Part of our house renovation this year is to build a garage and tear down our rotting shed out back. The garage is built. Yesterday I finished my shed destruction.

Underneath the rubble I found an old plastic trash bag filled with leaves - they were leaves, anyway. Now the bag is filled with rich compost of humble humus.

The word "humble" has the same roots as humus... to be close to the ground... maybe it's humility that we are looking for when we say to somebody, "get grounded"... or "earth to Bob, where are you?" ( I hear that when I start thinking too much!). Another version of humility might be the common, "get real!" I never thought of those phrases as connected with humility.

But these phrases do remind us to stay connected, stay close to the ground, to stay located, not lost in oneself in a way that disconnects. In the New Testament, the Apostle Paul speaks of humility in Philippians 2. He connects the life of Jesus as one that is humble and describes it as a kind of "emptying" of personal power and any divine perogatives.

In interim ministry leadership, my goal is to help a congregation find its own "voice". That will empower them to do mission, be effective in their goals, to be and to do what God is calling them to be and to do. BUt as a transitional leader, if I stay full of myself (if I were your permanent pastor, I would...), if I can't let go my own preferences (why don't they like contemporary worship? They are nuts!), if I focus on my needs (if they don't come to terms with the last pastor's beloved status, I'm out of here) then I'm filling all the creative space with Bob and not the whole people of God.

Parker Palmer, somewhere in his book, The Courage to Teach, writes about this vtopic as a teaching challenge. When a teachersempty themselves of their own agendas, then they are creating space for the student (congregation?) to explore on their own terms, to discover their voice, to learn.

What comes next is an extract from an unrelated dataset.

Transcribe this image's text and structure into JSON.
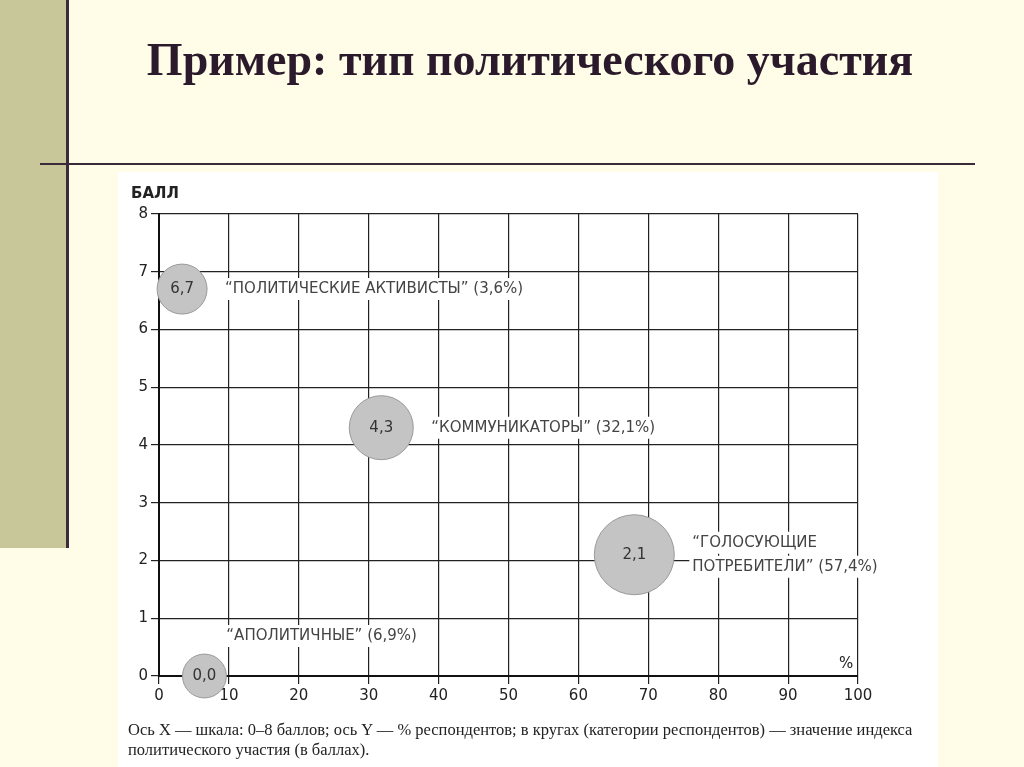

This is risky of course. Letting go of my way of teaching, leading, programming, means I let go of power to empower others. And of course that is exactly what Jesus did. He emptied himself and created new space for a new kind of life and a new kind of people, a new way of being and doing. He let go of the power that was his by "authority" and shared it with the world, with me.

That is humility. Good stuff grows in humus, but it takes the death and decay of nature to share the inner new life with the world.